Jackman had a similar experience. “I worked with Broadway tours at Portland Opera. You remember when “Grease” would rotate the stars? Well, this one particular time, [a famous actor] was in the show. It was the middle ‘90s, when shock-talk radio was all the rage. [He] was supposed to call in; he didn’t. They called him; he hung up on them.
“Of course, my [maiden] name was on everything, so they filled that timeslot by ripping me to shreds: ‘Katie Gottlieb, Katie Gottlieb, who’s this Katie Gottlieb? Clearly, she doesn’t know what’s she’s doing.’ I was all of 23 and was crying.”
The acting bug
These four press mavens have more than one thing in common. At one time or another, they have all worked at Seattle Repertory Theatre.
”Seattle Rep is a fabulous place to work,” Britton said. “You feel like you’re part of a family.

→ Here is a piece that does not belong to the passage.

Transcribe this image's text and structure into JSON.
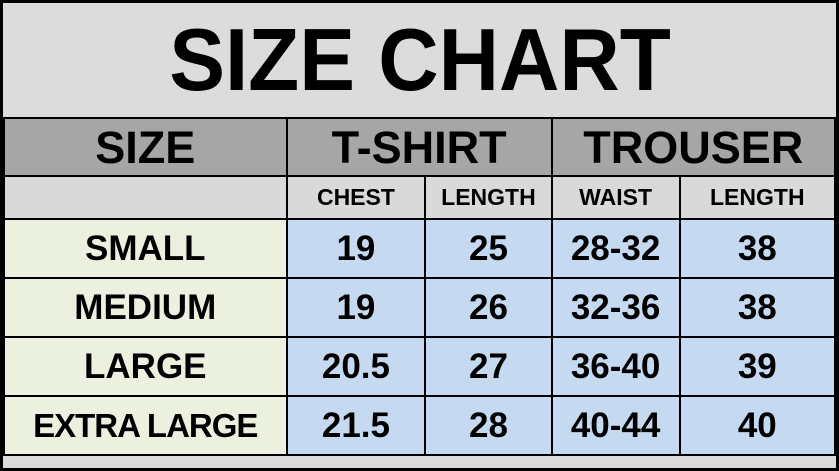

Everybody pulls together. You come in and something wonderful happens.” She starts to tear up. “Look at me,” she said, laughing at herself. “I’m getting verklempt. But those are the moments that really speak to me.”
Tucker agrees. ”When those super-nice artists come to town, you just want to hug them all the time. When Kandis Chappell did shows at the Intiman and the Rep, she would bake for the staff. We’re like, ‘Oh, my god, how much do we love you?’”
Fickes, Tucker and Britton all started out as actors. Fickes played chorus roles in the Greek classics “Antigone” and “Oedipus.” Tucker mixed dramatic parts like Creon in “Antigone” with musical theater roles: First Man in “Fiddler on the Roof,” Ambrose in “Hello Dolly” and Mortimer in “The Fantasticks.” And Britton played a range of roles, from dead showgirl to Miranda in “The Tempest” to Eliza Doolittle in “My Fair Lady” and Nellie Forbush in “South Pacific.”
In 1988, Britton’s acting led her to Seattle, and she never left. “I was doing theater wherever they would let me act,” she said. “But I eventually got tired of being as poor as I was. So I accidentally fell into doing PR.”
“I had that same conversation with myself,” Tucker remembers. “I knew if I tried to be an actor, it would be a constant struggle. I was thinking, ‘Do I want to pursue acting or pay the rent?’ So in 1990, when I was hired to do PR at Intiman, I thought, ‘I have arrived. This is it! This is my calling! This is where I am going to be for the rest of my life.’”
Fickes studied acting and directing at Syracuse University. “I realized I didn’t want the life of an actor or director,” he said. “I knew I was good, but I didn’t want it as much as my colleagues did. So halfway through college, I switched to PR.”
“You were an early bloomer,” Britton teased, as everyone chuckled.
Jackman never treaded the boards. She went from the University of Oregon into PR. “One day I was scanning the want ads and saw an ad for a marketing assistant at Portland Opera. I was like, ‘Hey, I like opera; that sounds like fun.’”
No turning back
None of the four have regrets, although there are wistful moments. Tucker admits that “In a perfect world, I would still like to act.”
Fickes actually tried to leave PR; he went back to school to become a therapist. ”But they pulled me back in,” he said. “Now, I can feel the contributions that I make. I can see the changes. I can see the growth. And it continues to challenge me.”
“I went into this profession at age 23, and it was everything I loved,” Jackman enthused. “I told my mother, ‘I can’t believe I get paid to be around artists and go to shows!’”
Britton said, “I have a great life; there are no complaints.”
But does she miss acting? She smiled. “Only every day.”